When developing new drugs, understanding their effects on ion channels in the body, such as the human ether-a-go-go-related gene (hERG) ion channel found in neurons and heart muscle cells, is critical. Blocking hERG channels can disrupt a normal heart rhythm, potentially leading to a fatal condition known as torsade de pointes.

Current methods for assessing these effects typically involve invasive procedures like patch-clamp techniques or fluorescence microscopy. These methods alter cell properties and may affect measurement accuracy, requiring specialized equipment and expertise, which increases cost and complexity.

To address these challenges, researchers led by Daisuke Kawashima, an Assistant Professor at the Graduate School of Engineering at Chiba University, have proposed a novel, non-invasive method for real-time evaluation of drug effects on hERG channels. The work is published in the journal Lab on a Chip.

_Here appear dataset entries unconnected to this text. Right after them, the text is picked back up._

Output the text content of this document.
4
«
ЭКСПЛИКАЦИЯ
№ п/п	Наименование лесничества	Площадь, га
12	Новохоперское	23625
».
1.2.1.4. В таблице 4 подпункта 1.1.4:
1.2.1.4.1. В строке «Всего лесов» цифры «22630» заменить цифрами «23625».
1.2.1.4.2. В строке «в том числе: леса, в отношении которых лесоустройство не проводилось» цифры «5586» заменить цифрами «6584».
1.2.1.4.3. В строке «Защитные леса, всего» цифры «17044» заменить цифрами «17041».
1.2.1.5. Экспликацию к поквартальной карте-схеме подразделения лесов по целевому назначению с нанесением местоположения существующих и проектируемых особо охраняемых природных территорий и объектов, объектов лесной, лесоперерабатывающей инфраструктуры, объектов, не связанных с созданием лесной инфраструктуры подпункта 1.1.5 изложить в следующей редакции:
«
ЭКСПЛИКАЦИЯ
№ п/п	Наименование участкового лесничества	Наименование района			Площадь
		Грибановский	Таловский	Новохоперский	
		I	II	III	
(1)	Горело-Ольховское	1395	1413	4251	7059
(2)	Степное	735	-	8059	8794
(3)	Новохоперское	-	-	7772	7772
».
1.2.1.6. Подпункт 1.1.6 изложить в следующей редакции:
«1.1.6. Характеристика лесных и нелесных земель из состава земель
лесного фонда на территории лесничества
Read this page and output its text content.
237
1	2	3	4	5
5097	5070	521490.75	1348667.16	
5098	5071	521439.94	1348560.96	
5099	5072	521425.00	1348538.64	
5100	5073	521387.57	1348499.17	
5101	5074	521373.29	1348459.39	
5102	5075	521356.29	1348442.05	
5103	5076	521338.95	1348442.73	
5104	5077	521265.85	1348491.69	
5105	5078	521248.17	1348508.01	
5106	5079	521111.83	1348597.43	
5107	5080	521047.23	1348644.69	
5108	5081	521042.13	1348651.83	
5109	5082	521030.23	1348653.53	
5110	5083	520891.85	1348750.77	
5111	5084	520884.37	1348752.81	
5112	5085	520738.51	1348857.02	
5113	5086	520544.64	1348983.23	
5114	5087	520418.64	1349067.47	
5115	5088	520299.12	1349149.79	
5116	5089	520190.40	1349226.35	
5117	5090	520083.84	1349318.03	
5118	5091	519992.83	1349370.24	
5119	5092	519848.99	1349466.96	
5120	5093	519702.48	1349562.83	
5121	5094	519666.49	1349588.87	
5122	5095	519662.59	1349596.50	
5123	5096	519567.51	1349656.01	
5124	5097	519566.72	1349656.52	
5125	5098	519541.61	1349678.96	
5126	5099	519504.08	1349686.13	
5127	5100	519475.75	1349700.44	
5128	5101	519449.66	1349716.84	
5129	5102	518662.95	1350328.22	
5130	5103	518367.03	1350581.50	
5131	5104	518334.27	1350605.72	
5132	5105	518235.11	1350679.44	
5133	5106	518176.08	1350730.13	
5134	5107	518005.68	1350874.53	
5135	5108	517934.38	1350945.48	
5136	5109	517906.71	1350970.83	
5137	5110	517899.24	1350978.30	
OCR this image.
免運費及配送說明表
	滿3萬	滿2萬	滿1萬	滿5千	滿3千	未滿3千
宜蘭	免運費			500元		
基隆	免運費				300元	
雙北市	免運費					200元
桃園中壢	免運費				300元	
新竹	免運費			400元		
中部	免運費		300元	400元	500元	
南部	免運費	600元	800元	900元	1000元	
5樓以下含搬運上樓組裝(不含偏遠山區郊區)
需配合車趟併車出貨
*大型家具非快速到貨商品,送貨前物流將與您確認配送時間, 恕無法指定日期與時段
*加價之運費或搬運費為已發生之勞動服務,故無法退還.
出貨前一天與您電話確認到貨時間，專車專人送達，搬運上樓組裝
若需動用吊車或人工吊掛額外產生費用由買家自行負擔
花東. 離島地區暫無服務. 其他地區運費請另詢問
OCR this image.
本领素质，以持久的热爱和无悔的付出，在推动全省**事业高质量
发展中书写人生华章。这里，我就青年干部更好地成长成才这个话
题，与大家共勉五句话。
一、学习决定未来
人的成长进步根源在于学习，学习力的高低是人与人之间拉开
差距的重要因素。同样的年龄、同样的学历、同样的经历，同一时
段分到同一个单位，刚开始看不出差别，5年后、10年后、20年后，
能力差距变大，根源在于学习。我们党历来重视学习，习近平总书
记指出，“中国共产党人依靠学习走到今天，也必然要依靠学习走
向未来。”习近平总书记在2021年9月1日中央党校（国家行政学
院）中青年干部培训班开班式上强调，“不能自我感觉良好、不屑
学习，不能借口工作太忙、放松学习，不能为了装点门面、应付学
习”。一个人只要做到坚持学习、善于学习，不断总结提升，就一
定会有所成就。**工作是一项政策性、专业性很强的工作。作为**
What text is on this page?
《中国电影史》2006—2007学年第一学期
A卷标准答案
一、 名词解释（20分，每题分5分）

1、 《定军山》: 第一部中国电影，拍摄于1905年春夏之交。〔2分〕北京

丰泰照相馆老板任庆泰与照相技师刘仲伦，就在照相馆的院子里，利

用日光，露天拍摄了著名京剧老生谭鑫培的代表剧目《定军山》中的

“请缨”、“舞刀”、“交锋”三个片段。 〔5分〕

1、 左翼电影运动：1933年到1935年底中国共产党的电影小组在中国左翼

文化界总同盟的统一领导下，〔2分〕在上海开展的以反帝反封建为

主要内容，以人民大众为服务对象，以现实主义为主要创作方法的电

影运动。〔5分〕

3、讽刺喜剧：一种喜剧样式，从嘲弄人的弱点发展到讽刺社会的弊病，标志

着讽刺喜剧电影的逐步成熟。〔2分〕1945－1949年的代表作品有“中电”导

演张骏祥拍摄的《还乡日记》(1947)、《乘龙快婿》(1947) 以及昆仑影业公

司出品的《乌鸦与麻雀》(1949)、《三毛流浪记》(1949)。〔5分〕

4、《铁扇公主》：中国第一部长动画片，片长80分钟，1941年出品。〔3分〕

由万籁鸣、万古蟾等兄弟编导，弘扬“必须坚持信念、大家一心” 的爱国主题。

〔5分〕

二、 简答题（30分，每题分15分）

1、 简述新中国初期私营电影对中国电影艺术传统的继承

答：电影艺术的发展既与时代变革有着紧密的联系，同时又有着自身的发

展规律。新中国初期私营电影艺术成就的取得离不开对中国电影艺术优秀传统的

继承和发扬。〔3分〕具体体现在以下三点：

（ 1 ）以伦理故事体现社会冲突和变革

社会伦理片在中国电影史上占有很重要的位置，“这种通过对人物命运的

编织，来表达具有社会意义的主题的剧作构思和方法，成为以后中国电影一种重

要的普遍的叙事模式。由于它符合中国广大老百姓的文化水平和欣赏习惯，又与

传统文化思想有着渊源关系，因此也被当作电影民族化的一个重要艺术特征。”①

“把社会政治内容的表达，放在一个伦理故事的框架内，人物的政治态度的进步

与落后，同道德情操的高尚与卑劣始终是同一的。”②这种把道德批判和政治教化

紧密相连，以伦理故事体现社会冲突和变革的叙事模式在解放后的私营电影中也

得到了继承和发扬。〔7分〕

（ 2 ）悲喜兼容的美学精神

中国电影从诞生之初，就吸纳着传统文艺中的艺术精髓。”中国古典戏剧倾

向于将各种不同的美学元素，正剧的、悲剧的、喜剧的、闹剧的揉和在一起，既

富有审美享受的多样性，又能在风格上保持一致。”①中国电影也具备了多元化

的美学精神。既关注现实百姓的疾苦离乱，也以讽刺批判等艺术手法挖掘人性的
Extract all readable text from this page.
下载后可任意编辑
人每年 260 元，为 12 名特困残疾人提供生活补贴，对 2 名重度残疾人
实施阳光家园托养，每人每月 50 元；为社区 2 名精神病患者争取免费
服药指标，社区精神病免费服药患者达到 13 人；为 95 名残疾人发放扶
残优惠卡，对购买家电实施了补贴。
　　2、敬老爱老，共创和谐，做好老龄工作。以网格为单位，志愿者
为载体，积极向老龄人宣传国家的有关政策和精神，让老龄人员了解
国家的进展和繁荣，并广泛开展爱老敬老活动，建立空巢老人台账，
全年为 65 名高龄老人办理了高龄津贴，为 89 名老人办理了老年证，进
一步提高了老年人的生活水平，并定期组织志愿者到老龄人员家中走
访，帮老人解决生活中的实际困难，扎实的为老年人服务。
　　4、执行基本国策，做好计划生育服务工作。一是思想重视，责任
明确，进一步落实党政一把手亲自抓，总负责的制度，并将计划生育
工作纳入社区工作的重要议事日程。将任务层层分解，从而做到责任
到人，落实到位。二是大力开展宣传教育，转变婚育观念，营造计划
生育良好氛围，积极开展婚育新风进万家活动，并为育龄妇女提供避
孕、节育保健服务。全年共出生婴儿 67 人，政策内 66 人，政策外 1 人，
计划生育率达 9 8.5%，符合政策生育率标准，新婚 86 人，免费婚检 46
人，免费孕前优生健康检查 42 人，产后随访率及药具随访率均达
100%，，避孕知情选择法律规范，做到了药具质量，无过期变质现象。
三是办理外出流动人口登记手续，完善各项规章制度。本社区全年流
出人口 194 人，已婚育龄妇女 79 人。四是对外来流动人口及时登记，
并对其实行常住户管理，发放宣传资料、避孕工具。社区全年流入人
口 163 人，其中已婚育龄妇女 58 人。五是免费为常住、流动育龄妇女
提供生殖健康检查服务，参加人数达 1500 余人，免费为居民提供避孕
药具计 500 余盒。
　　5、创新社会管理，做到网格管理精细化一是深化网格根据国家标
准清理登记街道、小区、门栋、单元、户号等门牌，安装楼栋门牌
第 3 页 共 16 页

They developed a printed circuit board (PCB) sensor integrating electrical impedance tomography (EIT) with extracellular voltage activation (EVA). EIT measures impedance changes caused by ion movement, offering spatial information about extracellular ion distribution. EVA involves applying controlled extracellular voltages to induce changes in ion channel activity.

This integrated approach allows researchers to non-invasively activate hERG channels and monitor real-time ion flow changes in response to drug exposure.